In his Foreign Policy column (opens in a new tab), Carnegie Endowment fellow Alasdair Phillips-Robins argues that Chinese President Xi Jinping “may have miscalculated” by tightening export rules on rare earths, inadvertently handing U.S. President Donald Trump a strategic opening. The narrative is tidy, almost cinematic: Beijing overreaches, Washington rallies allies, and global markets reward American resilience. But the reality, when viewed through the hard geometry of the rare earth supply chain, is far less linear—and far more inconvenient for Western assumptions.
Table of Contents
The Stagecraft of Strategy
Phillips-Robins isn’t wrong to note that China’s new export regulations—codified through China’s Ministry of Commerce (MOFCOM) _Measures on Rare Earth Management_—are sweeping and opaque.
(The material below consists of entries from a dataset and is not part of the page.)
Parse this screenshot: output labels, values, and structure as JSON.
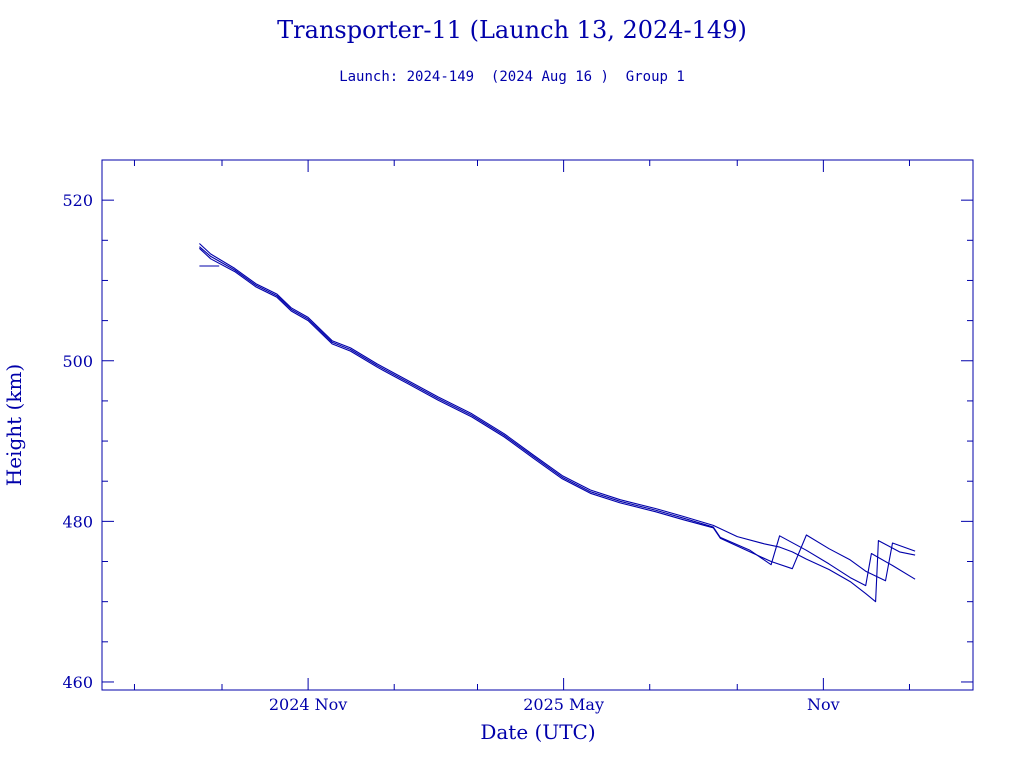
{
  "chart_data": {
    "type": "line",
    "title": "Transporter-11 (Launch 13, 2024-149)",
    "subtitle": "Launch: 2024-149  (2024 Aug 16 )  Group 1",
    "xlabel": "Date (UTC)",
    "ylabel": "Height (km)",
    "xlim": [
      "2024-06-08",
      "2026-02-15"
    ],
    "ylim": [
      459,
      525
    ],
    "x_ticks": [
      {
        "date": "2024-11-01",
        "label": "2024 Nov"
      },
      {
        "date": "2025-05-01",
        "label": "2025 May"
      },
      {
        "date": "2025-11-01",
        "label": "Nov"
      }
    ],
    "x_minor_ticks": [
      "2024-07-01",
      "2024-09-01",
      "2025-01-01",
      "2025-03-01",
      "2025-07-01",
      "2025-09-01",
      "2026-01-01"
    ],
    "y_ticks": [
      460,
      480,
      500,
      520
    ],
    "y_minor_step": 5,
    "grid": false,
    "line_color": "#0000aa",
    "series": [
      {
        "values": [
          [
            "2024-08-16",
            514.6
          ],
          [
            "2024-08-24",
            513.3
          ],
          [
            "2024-09-10",
            511.5
          ],
          [
            "2024-09-25",
            509.6
          ],
          [
            "2024-10-10",
            508.3
          ],
          [
            "2024-10-20",
            506.6
          ],
          [
            "2024-11-01",
            505.4
          ],
          [
            "2024-11-18",
            502.5
          ],
          [
            "2024-12-01",
            501.6
          ],
          [
            "2024-12-20",
            499.6
          ],
          [
            "2025-01-10",
            497.6
          ],
          [
            "2025-02-01",
            495.5
          ],
          [
            "2025-02-25",
            493.4
          ],
          [
            "2025-03-20",
            490.9
          ],
          [
            "2025-04-10",
            488.2
          ],
          [
            "2025-04-30",
            485.7
          ],
          [
            "2025-05-20",
            483.9
          ],
          [
            "2025-06-10",
            482.7
          ],
          [
            "2025-07-05",
            481.6
          ],
          [
            "2025-07-25",
            480.6
          ],
          [
            "2025-08-15",
            479.5
          ],
          [
            "2025-09-01",
            478.1
          ],
          [
            "2025-09-20",
            477.2
          ],
          [
            "2025-10-01",
            476.8
          ],
          [
            "2025-10-10",
            476.2
          ],
          [
            "2025-10-20",
            475.3
          ],
          [
            "2025-11-05",
            474.0
          ],
          [
            "2025-11-20",
            472.5
          ],
          [
            "2025-12-01",
            471.0
          ],
          [
            "2025-12-08",
            470.0
          ],
          [
            "2025-12-10",
            477.6
          ],
          [
            "2025-12-25",
            476.2
          ],
          [
            "2026-01-05",
            475.8
          ]
        ]
      },
      {
        "values": [
          [
            "2024-08-16",
            514.2
          ],
          [
            "2024-08-24",
            513.0
          ],
          [
            "2024-09-10",
            511.3
          ],
          [
            "2024-09-25",
            509.4
          ],
          [
            "2024-10-10",
            508.1
          ],
          [
            "2024-10-20",
            506.4
          ],
          [
            "2024-11-01",
            505.2
          ],
          [
            "2024-11-18",
            502.3
          ],
          [
            "2024-12-01",
            501.4
          ],
          [
            "2024-12-20",
            499.4
          ],
          [
            "2025-01-10",
            497.4
          ],
          [
            "2025-02-01",
            495.3
          ],
          [
            "2025-02-25",
            493.2
          ],
          [
            "2025-03-20",
            490.7
          ],
          [
            "2025-04-10",
            488.0
          ],
          [
            "2025-04-30",
            485.5
          ],
          [
            "2025-05-20",
            483.7
          ],
          [
            "2025-06-10",
            482.5
          ],
          [
            "2025-07-05",
            481.4
          ],
          [
            "2025-07-25",
            480.4
          ],
          [
            "2025-08-15",
            479.3
          ],
          [
            "2025-08-20",
            478.0
          ],
          [
            "2025-09-10",
            476.4
          ],
          [
            "2025-09-25",
            474.6
          ],
          [
            "2025-10-01",
            478.2
          ],
          [
            "2025-10-20",
            476.4
          ],
          [
            "2025-11-05",
            474.7
          ],
          [
            "2025-11-20",
            473.0
          ],
          [
            "2025-12-01",
            472.0
          ],
          [
            "2025-12-05",
            476.0
          ],
          [
            "2025-12-20",
            474.5
          ],
          [
            "2026-01-05",
            472.8
          ]
        ]
      },
      {
        "values": [
          [
            "2024-08-16",
            514.0
          ],
          [
            "2024-08-24",
            512.7
          ],
          [
            "2024-09-10",
            511.1
          ],
          [
            "2024-09-25",
            509.2
          ],
          [
            "2024-10-10",
            507.9
          ],
          [
            "2024-10-20",
            506.2
          ],
          [
            "2024-11-01",
            505.0
          ],
          [
            "2024-11-18",
            502.1
          ],
          [
            "2024-12-01",
            501.2
          ],
          [
            "2024-12-20",
            499.2
          ],
          [
            "2025-01-10",
            497.2
          ],
          [
            "2025-02-01",
            495.1
          ],
          [
            "2025-02-25",
            493.0
          ],
          [
            "2025-03-20",
            490.5
          ],
          [
            "2025-04-10",
            487.8
          ],
          [
            "2025-04-30",
            485.3
          ],
          [
            "2025-05-20",
            483.5
          ],
          [
            "2025-06-10",
            482.3
          ],
          [
            "2025-07-05",
            481.2
          ],
          [
            "2025-07-25",
            480.2
          ],
          [
            "2025-08-15",
            479.2
          ],
          [
            "2025-08-20",
            477.9
          ],
          [
            "2025-09-10",
            476.2
          ],
          [
            "2025-09-25",
            475.0
          ],
          [
            "2025-10-10",
            474.1
          ],
          [
            "2025-10-20",
            478.3
          ],
          [
            "2025-11-05",
            476.6
          ],
          [
            "2025-11-20",
            475.2
          ],
          [
            "2025-12-01",
            473.8
          ],
          [
            "2025-12-15",
            472.6
          ],
          [
            "2025-12-20",
            477.3
          ],
          [
            "2026-01-05",
            476.3
          ]
        ]
      },
      {
        "values": [
          [
            "2024-08-16",
            511.8
          ],
          [
            "2024-08-30",
            511.8
          ]
        ]
      }
    ]
  }
}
They do, indeed, make enforcement complex and invite international scrutiny. But the article misses the deeper logic of Beijing’s calculus: these aren’t mere “restrictions,” they’re data-gathering devices. Each export license application yields critical intelligence on global demand, processing capacity, and downstream dependency. That’s not a miscalculation—it’s a mapping exercise.
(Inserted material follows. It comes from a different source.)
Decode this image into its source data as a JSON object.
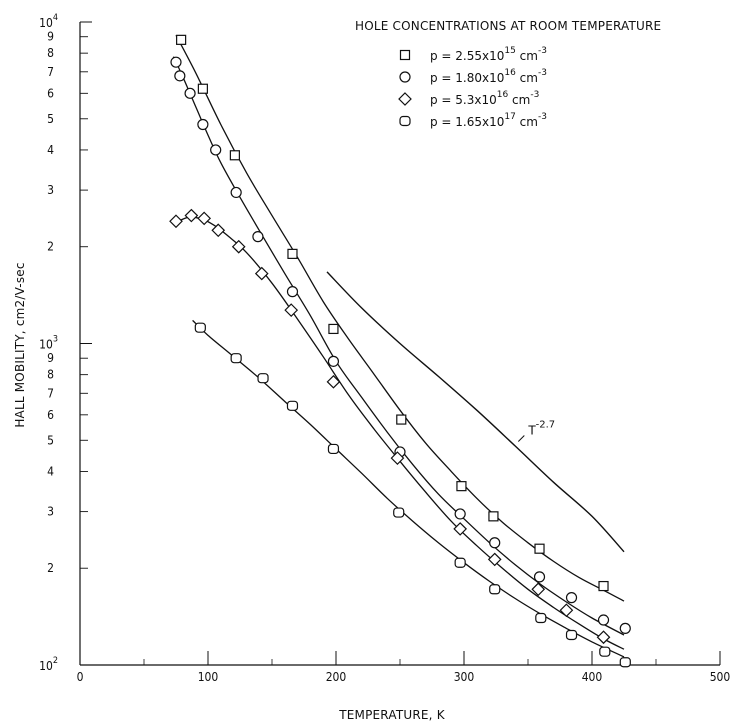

While Washington frames this as a trade confrontation, Beijing frames it as industrial surveillance. Control of flows isn’t just about scarcity; it’s about visibility. And visibility in 2025’s rare earth market is powerful.
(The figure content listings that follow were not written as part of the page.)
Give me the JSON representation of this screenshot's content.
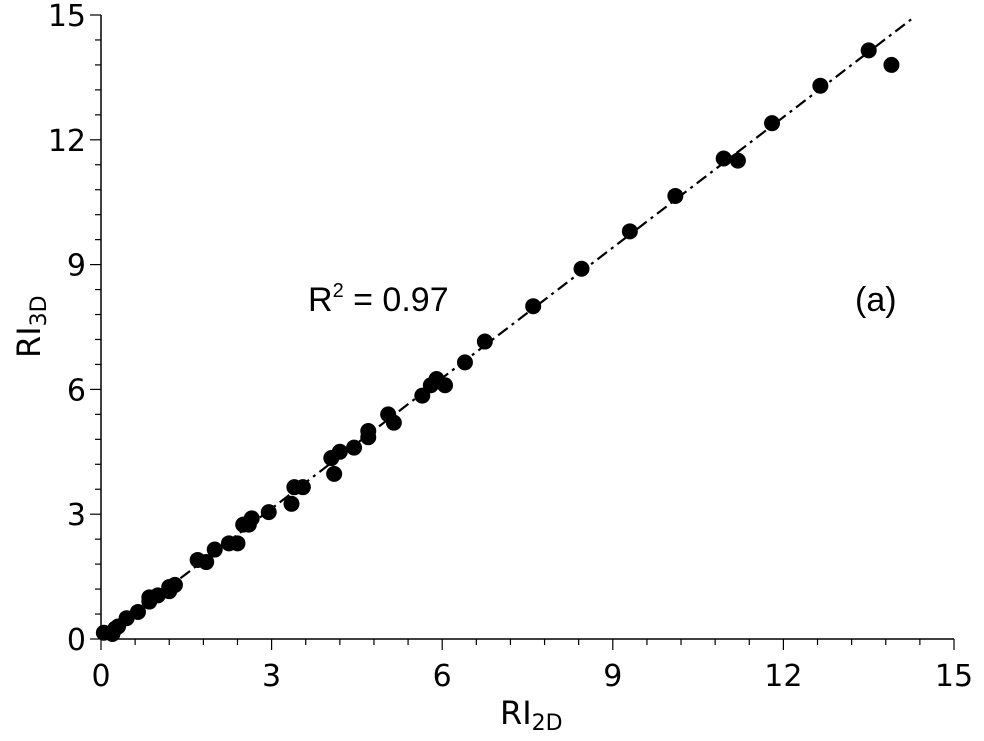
{
  "chart_data": {
    "type": "scatter",
    "xlabel": "RI",
    "xlabel_sub": "2D",
    "ylabel": "RI",
    "ylabel_sub": "3D",
    "xlim": [
      0,
      15
    ],
    "ylim": [
      0,
      15
    ],
    "xticks": [
      0,
      3,
      6,
      9,
      12,
      15
    ],
    "yticks": [
      0,
      3,
      6,
      9,
      12,
      15
    ],
    "grid": false,
    "legend": "none",
    "annotations": {
      "r2_label": "R",
      "r2_sup": "2",
      "r2_value": " = 0.97",
      "panel_label": "(a)"
    },
    "fit_line": {
      "style": "dash-dot",
      "x": [
        0,
        14.3
      ],
      "y": [
        0,
        14.95
      ]
    },
    "series": [
      {
        "marker_color": "#000000",
        "points": [
          [
            0.05,
            0.15
          ],
          [
            0.2,
            0.12
          ],
          [
            0.25,
            0.25
          ],
          [
            0.3,
            0.3
          ],
          [
            0.45,
            0.5
          ],
          [
            0.65,
            0.65
          ],
          [
            0.85,
            0.9
          ],
          [
            0.85,
            1.0
          ],
          [
            1.0,
            1.05
          ],
          [
            1.2,
            1.15
          ],
          [
            1.2,
            1.25
          ],
          [
            1.3,
            1.3
          ],
          [
            1.7,
            1.9
          ],
          [
            1.85,
            1.85
          ],
          [
            2.0,
            2.15
          ],
          [
            2.25,
            2.3
          ],
          [
            2.4,
            2.3
          ],
          [
            2.5,
            2.75
          ],
          [
            2.6,
            2.75
          ],
          [
            2.65,
            2.9
          ],
          [
            2.95,
            3.05
          ],
          [
            3.35,
            3.25
          ],
          [
            3.4,
            3.65
          ],
          [
            3.55,
            3.65
          ],
          [
            4.05,
            4.35
          ],
          [
            4.1,
            3.97
          ],
          [
            4.2,
            4.5
          ],
          [
            4.45,
            4.6
          ],
          [
            4.7,
            5.0
          ],
          [
            4.7,
            4.85
          ],
          [
            5.05,
            5.4
          ],
          [
            5.15,
            5.2
          ],
          [
            5.65,
            5.85
          ],
          [
            5.8,
            6.1
          ],
          [
            5.9,
            6.25
          ],
          [
            6.05,
            6.1
          ],
          [
            6.4,
            6.65
          ],
          [
            6.75,
            7.15
          ],
          [
            7.6,
            8.0
          ],
          [
            8.45,
            8.9
          ],
          [
            9.3,
            9.8
          ],
          [
            10.1,
            10.65
          ],
          [
            10.95,
            11.55
          ],
          [
            11.2,
            11.5
          ],
          [
            11.8,
            12.4
          ],
          [
            12.65,
            13.3
          ],
          [
            13.5,
            14.15
          ],
          [
            13.9,
            13.8
          ]
        ]
      }
    ]
  }
}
Tariffs, Theater, and the Shadow Market
Phillips-Robins positions Trump’s new 100% tariffs and proposed software export curbs as evidence of U.S. leverage. Yet, rare earths are not semiconductors—stockpiles and substitution patterns blunt short-term pain. Even if the Pentagon rushes to build magnet stockpiles or fund domestic processors like MP Materials and Energy Fuels, China’s dominance endures downstream. Beijing still commands over 90% of magnet alloy production and an even larger share of metal-making know-how.
Meanwhile, the article ignores what’s happening quietly: a rise in gray-channel exports through intermediaries in Vietnam, Laos, and Myanmar. China’s “restrictions” are often less of a blockade and more of a pressure valve. These routes sustain trade flows while giving Beijing plausible deniability and leverage over pricing.
The Coalition Illusion
The author claims Xi’s broad rules could “unite the world” behind Trump. But Tokyo, Seoul, and Berlin are unlikely to join a Washington-led embargo when their own EV, turbine, and robotics sectors rely on Chinese oxides. Instead of an anti-China coalition, we’re seeing an alignment of silence—a pragmatic hedging that keeps Western firms talking decoupling while quietly buying Chinese intermediates.
What’s Actually at Stake
This is less about a miscalculation and more about a long game. China is weaponizing bureaucracy, not bombs. By making every rare earth shipment a matter of state permission, it institutionalizes dominance. Western policymakers mistake complexity for weakness; in truth, China is turning paperwork into power projection.
The real question isn’t whether Xi overplayed his hand—it’s whether the West will mistake policy theater for industrial strategy once again.